The New York Times published a story Sunday focusing on the practice of hunting coyotes with trained greyhounds. An Oklahoma rancher is the main player in the story, as he trains his dogs and is a proponent of the cruel practice.
Using greyhounds to hunt to coyotes is a barbaric mix of dog racing and and dog fighting. And as we at times see with quotes from dog-racing industry insiders, the rancher in this story actually makes the case against the activity he is engaged in.
“Every time you turn ’em loose, you don’t know whether it’s going to come back sound or not,” Hardzog said. “There’s just a lot of obstacles out there. Every once in a while, you had one run off in a ditch and either break their back or a shoulder or dislocate a hip. But it’s the risk you take. If you didn’t let them run, you would be denying what they were bred to do.”
Actually, he’s not taking any risk. His dogs are, and he admits they are risking severe injury each time he sends them out. The twisted reasoning used in defense of this style of hunting is beyond comprehension.

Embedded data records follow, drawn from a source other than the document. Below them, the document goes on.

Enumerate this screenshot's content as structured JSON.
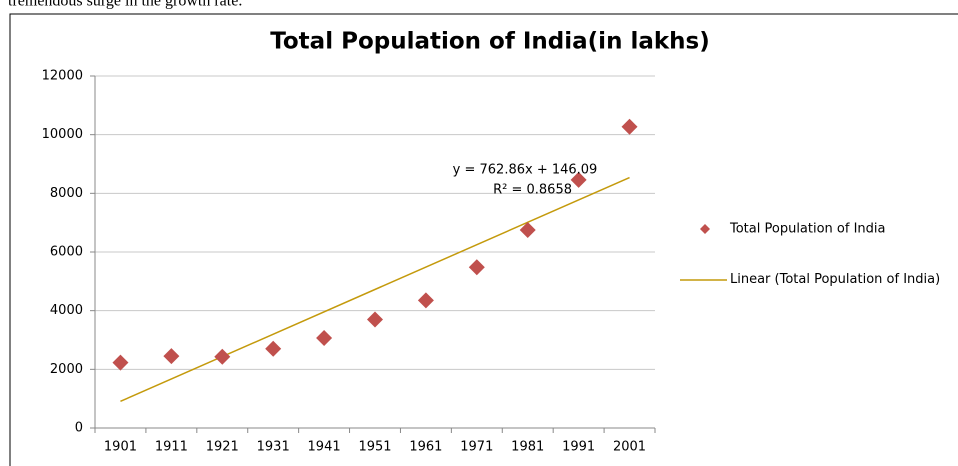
{
  "caption": "tremendous surge in the growth rate.",
  "chart_data": {
    "type": "scatter",
    "title": "Total Population of India(in lakhs)",
    "categories": [
      "1901",
      "1911",
      "1921",
      "1931",
      "1941",
      "1951",
      "1961",
      "1971",
      "1981",
      "1991",
      "2001"
    ],
    "series": [
      {
        "name": "Total Population of India",
        "color": "#c0504d",
        "values": [
          2230,
          2450,
          2430,
          2700,
          3070,
          3700,
          4350,
          5480,
          6750,
          8460,
          10270
        ]
      }
    ],
    "trendline": {
      "name": "Linear (Total Population of India)",
      "color": "#c49a0c",
      "slope": 762.86,
      "intercept": 146.09,
      "equation": "y = 762.86x + 146.09",
      "r2": "R² = 0.8658"
    },
    "ylim": [
      0,
      12000
    ],
    "yticks": [
      0,
      2000,
      4000,
      6000,
      8000,
      10000,
      12000
    ],
    "grid": true
  }
}
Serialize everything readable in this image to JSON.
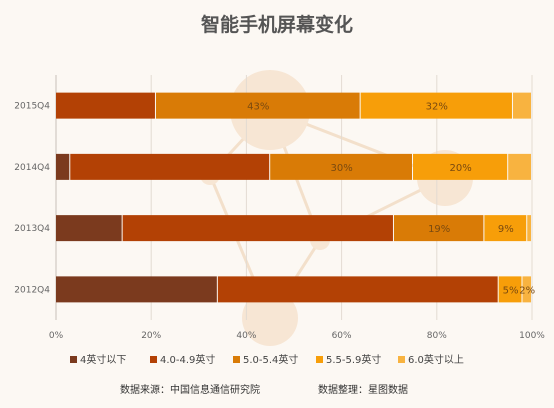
{
  "chart_data": {
    "type": "bar",
    "orientation": "horizontal",
    "stacked": true,
    "title": "智能手机屏幕变化",
    "categories": [
      "2015Q4",
      "2014Q4",
      "2013Q4",
      "2012Q4"
    ],
    "series": [
      {
        "name": "4英寸以下",
        "color": "#7b3a1e",
        "values": [
          0,
          3,
          14,
          34
        ]
      },
      {
        "name": "4.0-4.9英寸",
        "color": "#b34105",
        "values": [
          21,
          42,
          57,
          59
        ]
      },
      {
        "name": "5.0-5.4英寸",
        "color": "#d97b06",
        "values": [
          43,
          30,
          19,
          0
        ]
      },
      {
        "name": "5.5-5.9英寸",
        "color": "#f79e09",
        "values": [
          32,
          20,
          9,
          5
        ]
      },
      {
        "name": "6.0英寸以上",
        "color": "#f8b340",
        "values": [
          4,
          5,
          1,
          2
        ]
      }
    ],
    "data_labels": [
      {
        "category": "2015Q4",
        "series": "5.0-5.4英寸",
        "text": "43%"
      },
      {
        "category": "2015Q4",
        "series": "5.5-5.9英寸",
        "text": "32%"
      },
      {
        "category": "2014Q4",
        "series": "5.0-5.4英寸",
        "text": "30%"
      },
      {
        "category": "2014Q4",
        "series": "5.5-5.9英寸",
        "text": "20%"
      },
      {
        "category": "2013Q4",
        "series": "5.0-5.4英寸",
        "text": "19%"
      },
      {
        "category": "2013Q4",
        "series": "5.5-5.9英寸",
        "text": "9%"
      },
      {
        "category": "2012Q4",
        "series": "5.5-5.9英寸",
        "text": "5%"
      },
      {
        "category": "2012Q4",
        "series": "6.0英寸以上",
        "text": "2%"
      }
    ],
    "x_ticks": [
      "0%",
      "20%",
      "40%",
      "60%",
      "80%",
      "100%"
    ],
    "xlim": [
      0,
      100
    ],
    "grid": true,
    "legend_position": "bottom"
  },
  "footer": {
    "source": "数据来源：中国信息通信研究院",
    "compiled": "数据整理：星图数据"
  }
}
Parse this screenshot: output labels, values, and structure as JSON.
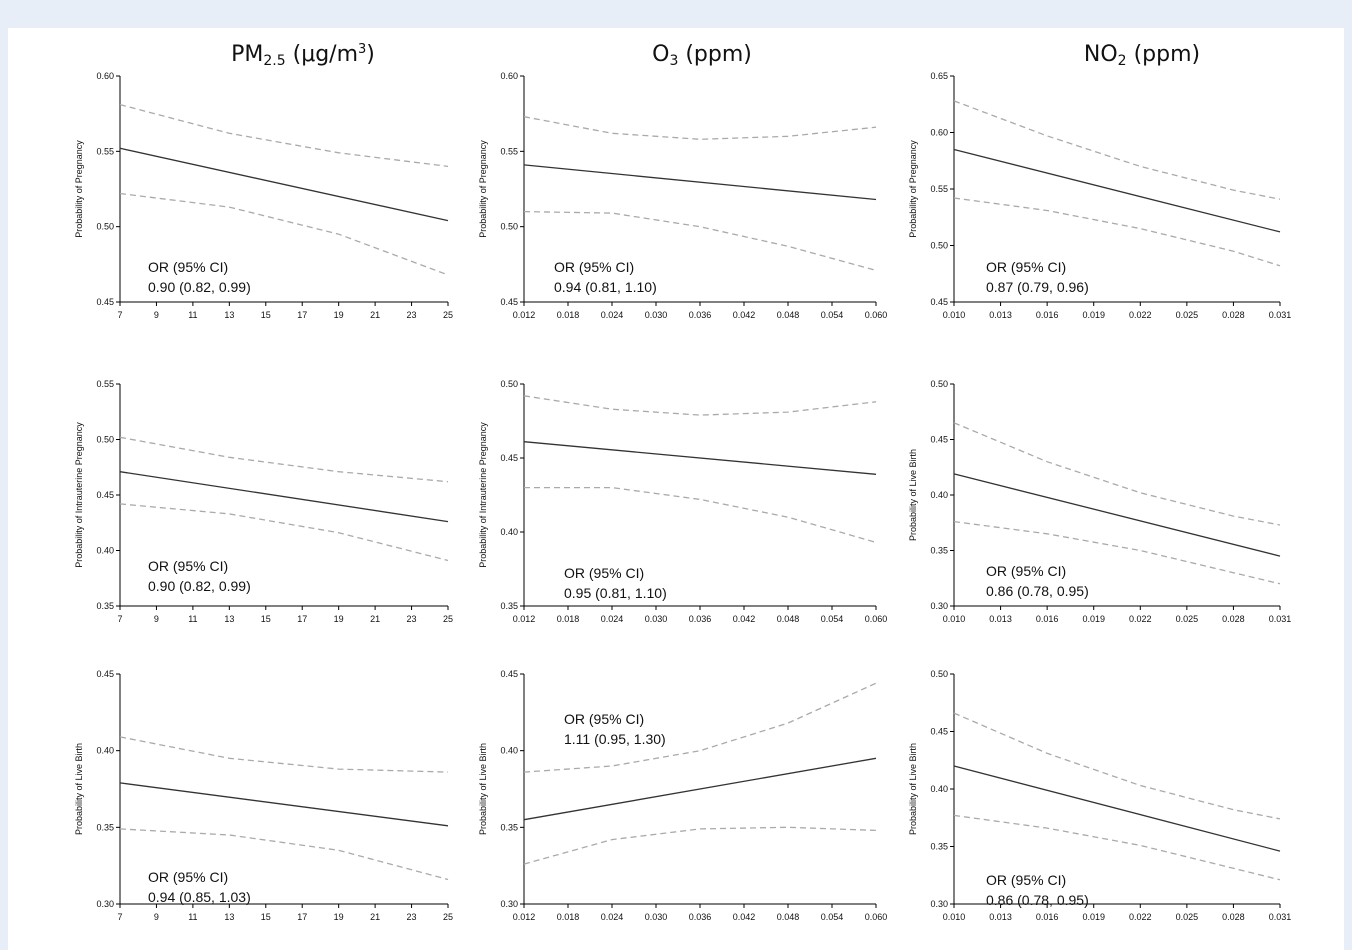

And I’ve heard before this strange notion that training dogs to race or hunt, to a point where they frequently are severely injured or die, is somehow that ‘they love to do.’ Yes, some dogs love to run and others love to hunt. But training them with shock collars and forcing them to do these things under dangerous conditions is not what they love to do.
Our rescued greyhounds have a blast running around our back yard and barking at squirrels. But those activities take a back seat to living with us in the house and snuggling on the sofa.
The New York Times writer discribed seeing old wounds on the dogs and explains how Hardzog has to treat a number of injuries the day she tagged along. The story, in all its detail, is a screaming indictment against the practice of using greyhounds to hunt coyotes.
I only hope this story begins a movement to ban this practice nationwide.